Last weekend, William J. Bennett, the former Education secretary and editor of "The Book of Virtues," threatened to exile himself from CNN's Washington free-for-all "The Capital Gang" after rival talking heads jumped all over him for insisting that Gore "is trying to steal this election."

"I take it you want me to play lunatic," Weekly Standard editorial writer David Tell said Wednesday when asked about his own charge in the conservative magazine that Gore had mounted "an attempted coup."

As he rushed to meet his deadline, Tell explained: "This is about the law and the two men who are supposed to be upholding the honor of the law. One of them is not."

As the words fly, a few lone conservatives are urging caution--worried that the spiraling rhetoric may leave permanent scars.

"Both sides are playing with fire," said Leonard Garment, former White House aide to President Nixon.

The right's incendiary phrasing seems neither too far out in front nor lagging behind the attitudes that have set in among conservative Americans in recent days, Wittmann said.

George W. Bush has refrained from mentioning attempted coups. But the slow burn displayed by his chief advisor, former Secretary of State James A. Baker III, has been a forceful expression of the campaign's utter disbelief at Democratic tactics.

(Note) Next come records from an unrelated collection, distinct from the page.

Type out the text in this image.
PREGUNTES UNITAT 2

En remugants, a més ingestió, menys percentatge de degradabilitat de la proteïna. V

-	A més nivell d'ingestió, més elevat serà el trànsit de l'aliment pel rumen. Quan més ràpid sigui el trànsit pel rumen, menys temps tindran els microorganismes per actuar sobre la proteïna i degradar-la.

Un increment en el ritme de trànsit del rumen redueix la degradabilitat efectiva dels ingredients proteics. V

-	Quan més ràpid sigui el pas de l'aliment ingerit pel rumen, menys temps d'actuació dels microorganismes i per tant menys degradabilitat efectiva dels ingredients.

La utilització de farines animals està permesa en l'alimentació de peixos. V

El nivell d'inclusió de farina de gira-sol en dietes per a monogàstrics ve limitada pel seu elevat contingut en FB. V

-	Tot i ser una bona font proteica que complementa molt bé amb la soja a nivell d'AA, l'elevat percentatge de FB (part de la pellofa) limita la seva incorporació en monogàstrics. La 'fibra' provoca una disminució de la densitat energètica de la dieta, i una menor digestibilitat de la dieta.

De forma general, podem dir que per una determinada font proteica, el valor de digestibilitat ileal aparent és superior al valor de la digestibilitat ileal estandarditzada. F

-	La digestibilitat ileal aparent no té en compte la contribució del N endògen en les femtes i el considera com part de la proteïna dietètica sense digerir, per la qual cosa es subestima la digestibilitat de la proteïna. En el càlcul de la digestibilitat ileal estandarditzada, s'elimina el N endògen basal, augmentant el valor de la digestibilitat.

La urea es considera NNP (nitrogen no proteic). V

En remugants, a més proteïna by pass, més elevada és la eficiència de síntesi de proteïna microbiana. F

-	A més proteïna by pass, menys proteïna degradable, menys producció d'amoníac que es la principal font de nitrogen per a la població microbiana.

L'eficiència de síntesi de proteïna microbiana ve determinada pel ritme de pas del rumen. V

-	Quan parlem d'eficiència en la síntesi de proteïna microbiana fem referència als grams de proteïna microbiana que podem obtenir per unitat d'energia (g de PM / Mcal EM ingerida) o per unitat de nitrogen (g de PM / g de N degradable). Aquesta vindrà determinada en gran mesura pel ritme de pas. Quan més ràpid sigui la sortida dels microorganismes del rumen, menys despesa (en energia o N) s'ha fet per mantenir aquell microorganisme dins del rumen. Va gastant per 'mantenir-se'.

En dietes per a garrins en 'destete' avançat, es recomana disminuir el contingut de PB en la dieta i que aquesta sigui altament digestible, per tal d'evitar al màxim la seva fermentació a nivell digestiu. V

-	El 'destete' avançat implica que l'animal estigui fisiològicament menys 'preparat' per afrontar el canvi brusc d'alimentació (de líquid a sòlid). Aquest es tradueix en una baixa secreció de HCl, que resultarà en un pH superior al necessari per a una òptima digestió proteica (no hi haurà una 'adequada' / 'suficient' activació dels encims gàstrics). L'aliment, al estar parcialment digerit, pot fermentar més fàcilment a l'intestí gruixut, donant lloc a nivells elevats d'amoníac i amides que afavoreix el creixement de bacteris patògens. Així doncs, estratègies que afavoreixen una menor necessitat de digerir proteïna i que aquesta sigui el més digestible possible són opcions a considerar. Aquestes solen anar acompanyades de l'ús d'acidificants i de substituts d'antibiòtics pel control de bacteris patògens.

"There is a shared sense that the rule of law is being undermined," Wittmann said.

Some conservatives admitted Wednesday that their outrage is being stoked by impeachment embers that never quite cooled. "If we learned anything then, it was that the rule of law means nothing to these people," said Norquist, who leads an influential discussion group of nearly 80 conservative thinkers.

When he emerged from his weekly Wednesday morning meeting, Norquist said that "people's passions were running high." He added that his group was already thinking beyond the Florida battle, "focused on changing election laws so we never go through this again."

"What we're hearing is in perfect keeping with the views of the right," said Nina J. Easton, a former Los Angeles Times reporter who recently analyzed conservative thinkers in the book "Gang of Five." "There's this sense that when Democrats and Clinton and Gore win, they win by cheating."

Begala Comments Provoke Fury

Some right-leaning writers said Wednesday that they took up the torch only in response to fiery remarks from liberal talking heads. Wittmann and several others cited "the Begala comments"--a reference to former Clinton aide Paul Begala, who on MSNBC's Web site recently referred to hate crime murders committed in states that had voted heavily for Bush.